I thought I would offer my take on the series of posts below on how to reform the peer-review system. Part of the problem is bad reviews. We can remove the anonymity of them, but that raises the obvious problems (bad blood, retaliation, pulling punches, speaking truth to power, etc). A better solution would be to rely on the expertise of editors. A really stupid review is obvious to even non-experts. And if one reviewer says X and the other says ‘opposite of X’, then you should know that you have to get a third opinion, not just reject the piece for not garnering sufficient support from the beginning (this is Dan’s point).

Why can’t editors do this? The biggest problem seems to be workload. They just don’t have the time to carefully sort through reviews and evaluate them as critically as the paper under consideration. But how do we lessen their workload? Write less. Read more.
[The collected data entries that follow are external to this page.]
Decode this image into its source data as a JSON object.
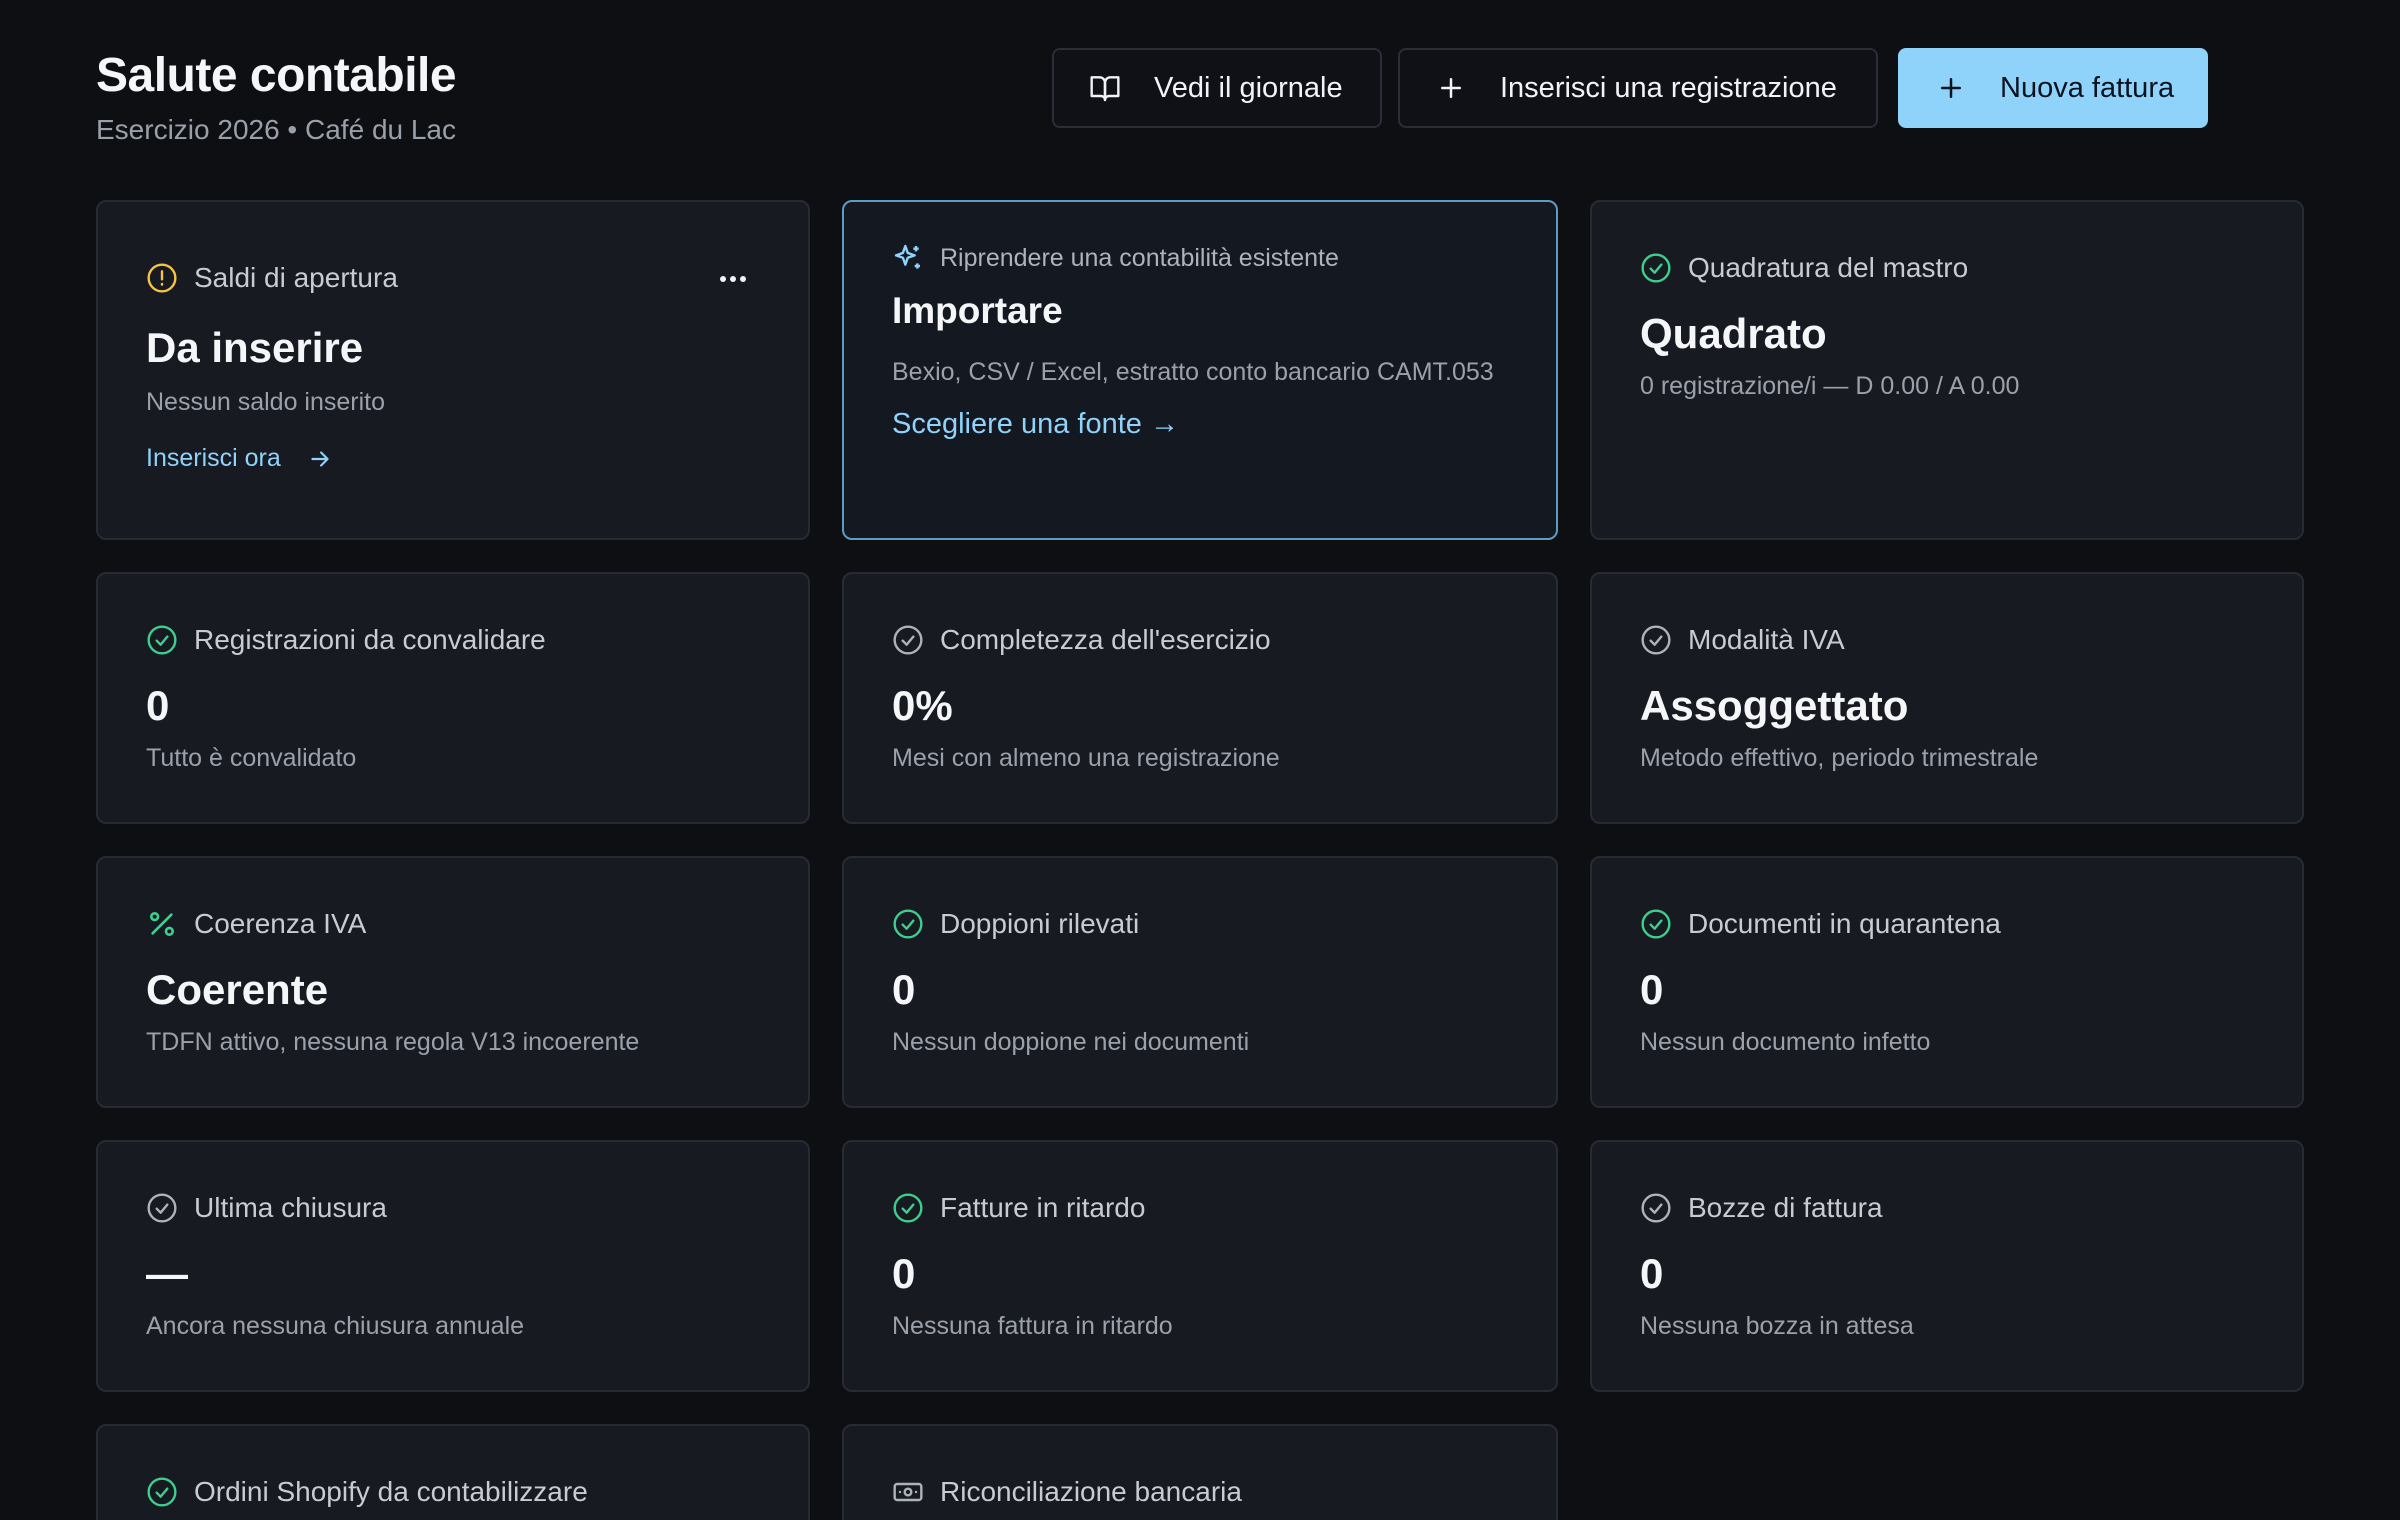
{
  "header": {
    "title": "Salute contabile",
    "subtitle": "Esercizio 2026 • Café du Lac",
    "buttons": {
      "journal": "Vedi il giornale",
      "entry": "Inserisci una registrazione",
      "invoice": "Nuova fattura"
    }
  },
  "colors": {
    "accent": "#8fd3fb",
    "success": "#3ecf8e",
    "warning": "#f5c542",
    "muted_icon": "#9aa0aa"
  },
  "cards": {
    "opening": {
      "icon": "alert-circle-icon",
      "label": "Saldi di apertura",
      "value": "Da inserire",
      "desc": "Nessun saldo inserito",
      "link": "Inserisci ora"
    },
    "import": {
      "icon": "sparkles-icon",
      "label": "Riprendere una contabilità esistente",
      "value": "Importare",
      "desc": "Bexio, CSV / Excel, estratto conto bancario CAMT.053",
      "link": "Scegliere una fonte →"
    },
    "ledger": {
      "icon": "check-circle-icon",
      "label": "Quadratura del mastro",
      "value": "Quadrato",
      "desc": "0 registrazione/i — D 0.00 / A 0.00"
    },
    "to_validate": {
      "icon": "check-circle-icon",
      "label": "Registrazioni da convalidare",
      "value": "0",
      "desc": "Tutto è convalidato"
    },
    "completeness": {
      "icon": "check-circle-icon",
      "label": "Completezza dell'esercizio",
      "value": "0%",
      "desc": "Mesi con almeno una registrazione"
    },
    "vat_mode": {
      "icon": "check-circle-icon",
      "label": "Modalità IVA",
      "value": "Assoggettato",
      "desc": "Metodo effettivo, periodo trimestrale"
    },
    "vat_coherence": {
      "icon": "percent-icon",
      "label": "Coerenza IVA",
      "value": "Coerente",
      "desc": "TDFN attivo, nessuna regola V13 incoerente"
    },
    "duplicates": {
      "icon": "check-circle-icon",
      "label": "Doppioni rilevati",
      "value": "0",
      "desc": "Nessun doppione nei documenti"
    },
    "quarantine": {
      "icon": "check-circle-icon",
      "label": "Documenti in quarantena",
      "value": "0",
      "desc": "Nessun documento infetto"
    },
    "last_closing": {
      "icon": "check-circle-icon",
      "label": "Ultima chiusura",
      "value": "—",
      "desc": "Ancora nessuna chiusura annuale"
    },
    "late_invoices": {
      "icon": "check-circle-icon",
      "label": "Fatture in ritardo",
      "value": "0",
      "desc": "Nessuna fattura in ritardo"
    },
    "draft_invoices": {
      "icon": "check-circle-icon",
      "label": "Bozze di fattura",
      "value": "0",
      "desc": "Nessuna bozza in attesa"
    },
    "shopify": {
      "icon": "check-circle-icon",
      "label": "Ordini Shopify da contabilizzare"
    },
    "bank_rec": {
      "icon": "banknote-icon",
      "label": "Riconciliazione bancaria"
    }
  }
}
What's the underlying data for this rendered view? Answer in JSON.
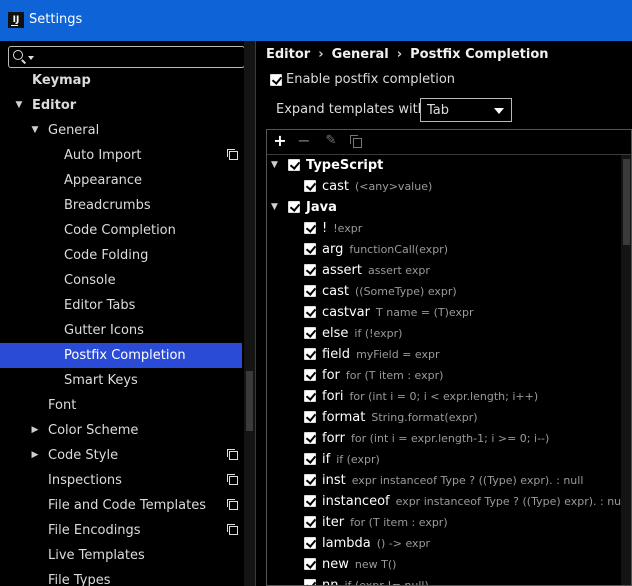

This goes for graduate students and professors. Graduate students are “socialized” earlier these days and this generally means they are pushed to publish. The tenure standards are higher everywhere now. None of this is good for the field. All of this means too many papers that don’t tell us very much. And they make editors’ jobs impossible.

Political science and IR today reminds me of elementary education. Most everyone in educational psychology seems to agree that kids really shouldn’t be pushed early on, that the social part of early grade school is more important than the academic, that they aren’t cognitively ready to do proper book learning. Yet we expect more academically of our little ones than ever before. They screen them in my town for their competence in the ABC’s upon entering kindergarten, then tell us what to work on over the summer. Go f*&k yourself.

Most everyone also agrees that some kids, particularly boys, develop more slowly intellectually, but of course eventually catch up. And also that it is better to think creatively rather than to do rote learning. Yet homework starts in first grade and the first thing they focus on is penmanship. Ugh.

Without saying that grad students are just kids, we have to recognize that there is a growth process in graduate school, and frankly even in the assistant professor stage. By pushing younger academics to write too early and too much, we deny them to chance to read widely and think more creatively. We also encourage people to be carbon copies of their advisors because if people don’t have a chance to develop their unique voice they will merely parrot their mentors. The metric of success becomes a simple process of counting journal articles and where they are placed, not WHAT THEY SAY THAT IS NEW AND INTERESTING. This gets to some of my earlier complaints in Stuff Political Scientists Like, that we fetishize new data to the detriment of new ideas.

This is partly because the people who are doing the judging (tenured faculty members, journal reviewers, search committees) are themselves writing too much and don’t have time to properly read and critically evaluate other people’s work. We have created an academic environment where everyone is in his or her own bubble. No wonder we all get (and write) lousy reviews. I personally don’t keep up with the journals as I would like to and this makes me sad.

Maybe I am idealizing the (fairly recent) past, and maybe Berkeley was just different, but when I was in grad school, not so long ago, grad students didn’t judge academics by how many APSR articles they had published, but by their ideas. Oh, Schweller, he is the ‘balance of interest’ guy. Oh, Moravcsik, he is the ‘liberal intergovernmentalist.’ I frankly had no idea about how much people had published, only what they had published.

Of course, this probably cannot be changed because it is an arms race. I can’t tell my students to slow down, to stop and think, because they will get cut off at the knees by the more ‘socialized’ grad students in other programs on the job market. Or they might not get tenure at a university that simply counts beans. I find this not only sad but also deleterious to the discipline. I can’t do much about it, but my kids are going to spend the summer in the yard, not with workbooks.